B8: Spannungen und Gitterdynamik multiferroischer Systeme
Das Ziel dieses TP ist die experimentelle Untersuchung der mechanischen Spannungen und der Gitterdynamik an Grenzflächen oxidischer und multiferroischer Schichtsysteme sowie deren Beschreibung im Rahmen von ab-initio-basierten Rechnungen.
Für die Funktionalität multiferroischer Schichtsysteme ist die Kopplung von magnetischen und ferroelektrischen Eigenschaften über Verspannungen an der Grenzfläche ein zentraler Mechanismus. Für die Kopplung von piezoelektrisch induzierter Dehnung und magnetischer Anisotropie sind die magnetostriktiven Eigenschaften der ferromagnetischen Komponente entscheidend. Wie aus eigenen Vorarbeiten an metallischen Systemen zu erwarten ist, sind die magnetostriktiven Eigenschaften von kleinsten Dehnungen stark beeinflusst. Für eine Beschreibung der Kopplung an multiferroischen Grenzflächen ist daher das Verständnis von Gitterverspannung und -relaxation bei Filmwachstum und deren Wechselspiel mit den ferroelektrischen und magnetischen Eigenschaften eine wichtige Voraussetzung. Hier kann die Spannungsmessung wichtige quantitative Ergebnisse liefern. Aber erst in Kombination mit Gitterdynamik und ab-initio-Rechnungen von Phononen und Spannungen ist ein sehr viel tieferer Einblick in das subtile Wechselspiel zwischen Spannung, Dehnung, Phononen-Softening und Struktur möglich. Dieses Teilprojekt strebt eine Beschreibung dieser Phänomene an, die weit über das oft genutzte, auf einfachen Modellen zu interatomaren Kraftkonstanten beruhende Bild hinausgeht.

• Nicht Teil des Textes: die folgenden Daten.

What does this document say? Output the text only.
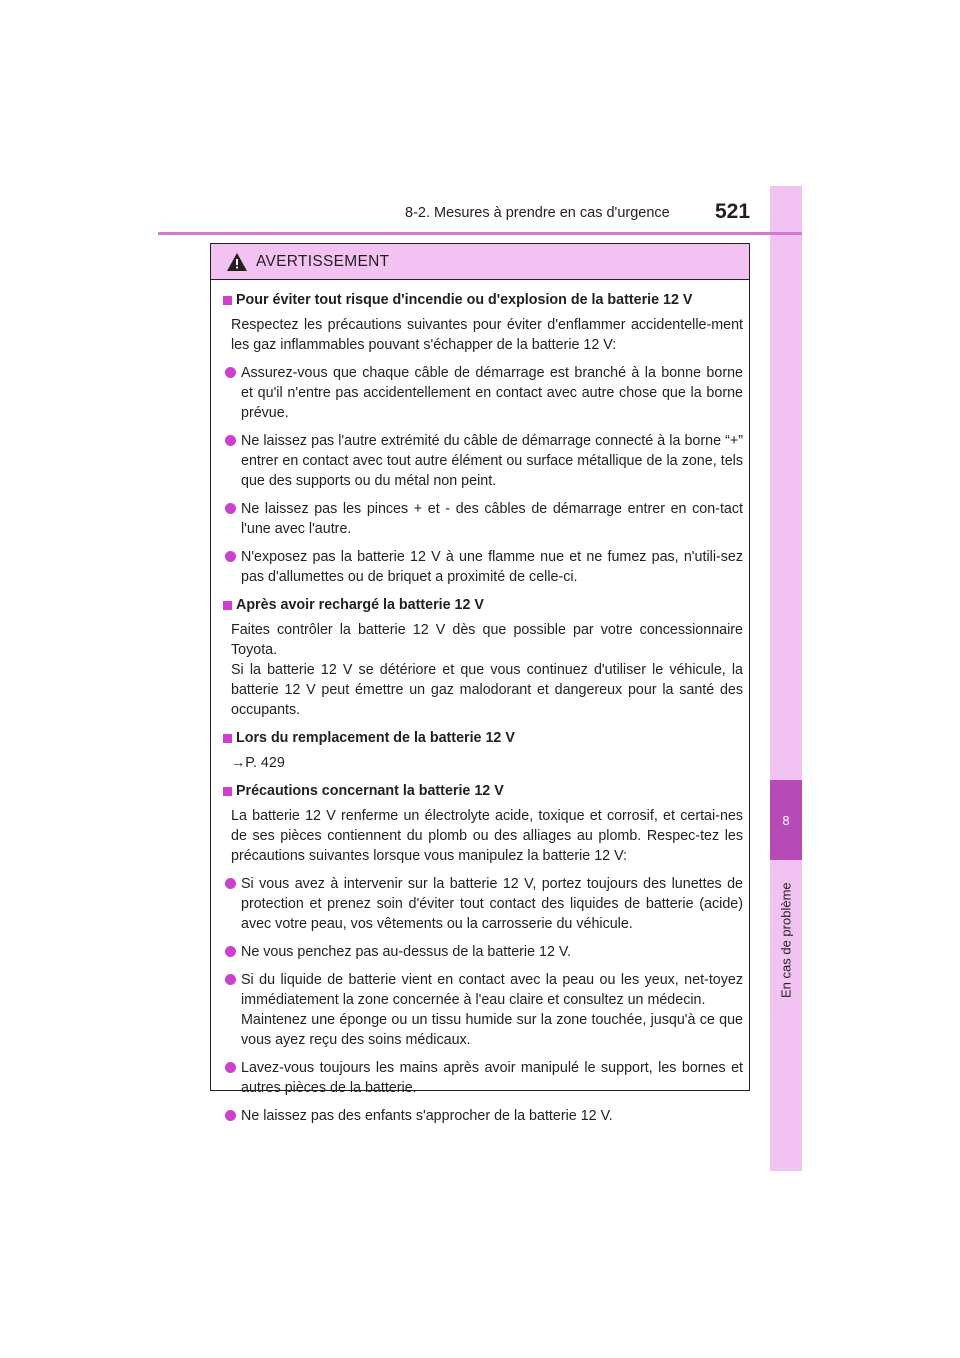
8
En cas de problème
8-2. Mesures à prendre en cas d'urgence 521
AVERTISSEMENT
Pour éviter tout risque d'incendie ou d'explosion de la batterie 12 V
Respectez les précautions suivantes pour éviter d'enflammer accidentelle-ment les gaz inflammables pouvant s'échapper de la batterie 12 V:
Assurez-vous que chaque câble de démarrage est branché à la bonne borne et qu'il n'entre pas accidentellement en contact avec autre chose que la borne prévue.
Ne laissez pas l'autre extrémité du câble de démarrage connecté à la borne “+” entrer en contact avec tout autre élément ou surface métallique de la zone, tels que des supports ou du métal non peint.
Ne laissez pas les pinces + et - des câbles de démarrage entrer en con-tact l'une avec l'autre.
N'exposez pas la batterie 12 V à une flamme nue et ne fumez pas, n'utili-sez pas d'allumettes ou de briquet a proximité de celle-ci.
Après avoir rechargé la batterie 12 V
Faites contrôler la batterie 12 V dès que possible par votre concessionnaire Toyota.
Si la batterie 12 V se détériore et que vous continuez d'utiliser le véhicule, la batterie 12 V peut émettre un gaz malodorant et dangereux pour la santé des occupants.
Lors du remplacement de la batterie 12 V
→P. 429
Précautions concernant la batterie 12 V
La batterie 12 V renferme un électrolyte acide, toxique et corrosif, et certai-nes de ses pièces contiennent du plomb ou des alliages au plomb. Respec-tez les précautions suivantes lorsque vous manipulez la batterie 12 V:
Si vous avez à intervenir sur la batterie 12 V, portez toujours des lunettes de protection et prenez soin d'éviter tout contact des liquides de batterie (acide) avec votre peau, vos vêtements ou la carrosserie du véhicule.
Ne vous penchez pas au-dessus de la batterie 12 V.
Si du liquide de batterie vient en contact avec la peau ou les yeux, net-toyez immédiatement la zone concernée à l'eau claire et consultez un médecin.
Maintenez une éponge ou un tissu humide sur la zone touchée, jusqu'à ce que vous ayez reçu des soins médicaux.
Lavez-vous toujours les mains après avoir manipulé le support, les bornes et autres pièces de la batterie.
Ne laissez pas des enfants s'approcher de la batterie 12 V.
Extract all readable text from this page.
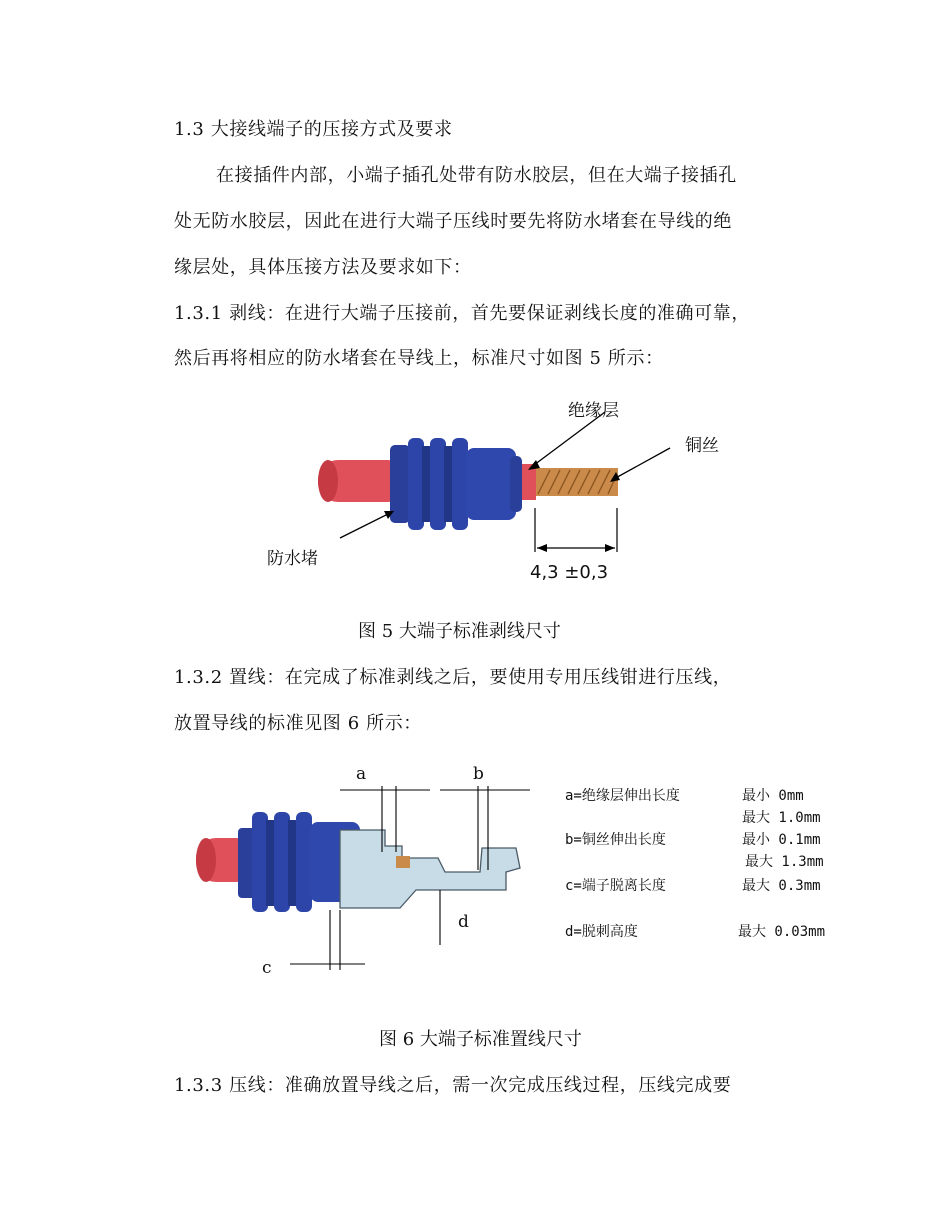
1.3 大接线端子的压接方式及要求
在接插件内部，小端子插孔处带有防水胶层，但在大端子接插孔
处无防水胶层，因此在进行大端子压线时要先将防水堵套在导线的绝
缘层处，具体压接方法及要求如下：
1.3.1 剥线：在进行大端子压接前，首先要保证剥线长度的准确可靠，
然后再将相应的防水堵套在导线上，标准尺寸如图 5 所示：
绝缘层
铜丝
防水堵
4,3 ±0,3
图 5 大端子标准剥线尺寸
1.3.2 置线：在完成了标准剥线之后，要使用专用压线钳进行压线，
放置导线的标准见图 6 所示：
a	b
c
d
a=绝缘层伸出长度	最小 0mm
最大 1.0mm
b=铜丝伸出长度	最小 0.1mm
最大 1.3mm
c=端子脱离长度	最大 0.3mm
d=脱刺高度	最大 0.03mm
图 6 大端子标准置线尺寸
1.3.3 压线：准确放置导线之后，需一次完成压线过程，压线完成要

Entsprechend werden in diesem Teilprojekt Experimente zu Gitterverspannung und Gitterdynamik (Spannungsmessungen mittels Kristallkrümmungstechnik und Hochaufgelöste Elektronenenergieverlustspektroskopie) mit der theoretischen Beschreibung basierend auf der Dichtefunktionaltheorie kombiniert. Die geplante Kombination dieser experimentellen und theoretischen Methoden zur Untersuchung von Spannung und Dynamik des gleichen Systems ist neu und einzigartig. Sie nutzt im besonderen Maße die an beiden Standorten, MLU und MPI, vorhandene Expertise aus. Multiferroische Schichtsysteme sind eine Abfolge komplexer Materialien mit äußerst komplizierten Strukturen. Daher soll angesichts der angestrebten ab-initio-Beschreibung der Systeme in dieser Förderperiode zunächst ein Einstieg an einfacheren Systemen (Wechselspiel von Spannungen und Phononen an epitaktischen Übergangsmetalloxidschichten) etabliert werden. Ein kontinuierlicher Übergang zu komplexeren Systemen soll danach erfolgen, mit der Vision, Spannungen und Gitterdynamik an multiferroischen Schichtsystemen bestimmen, beschreiben und damit letztlich gittervermittelte Kopplungsmechanismen verstehen zu können.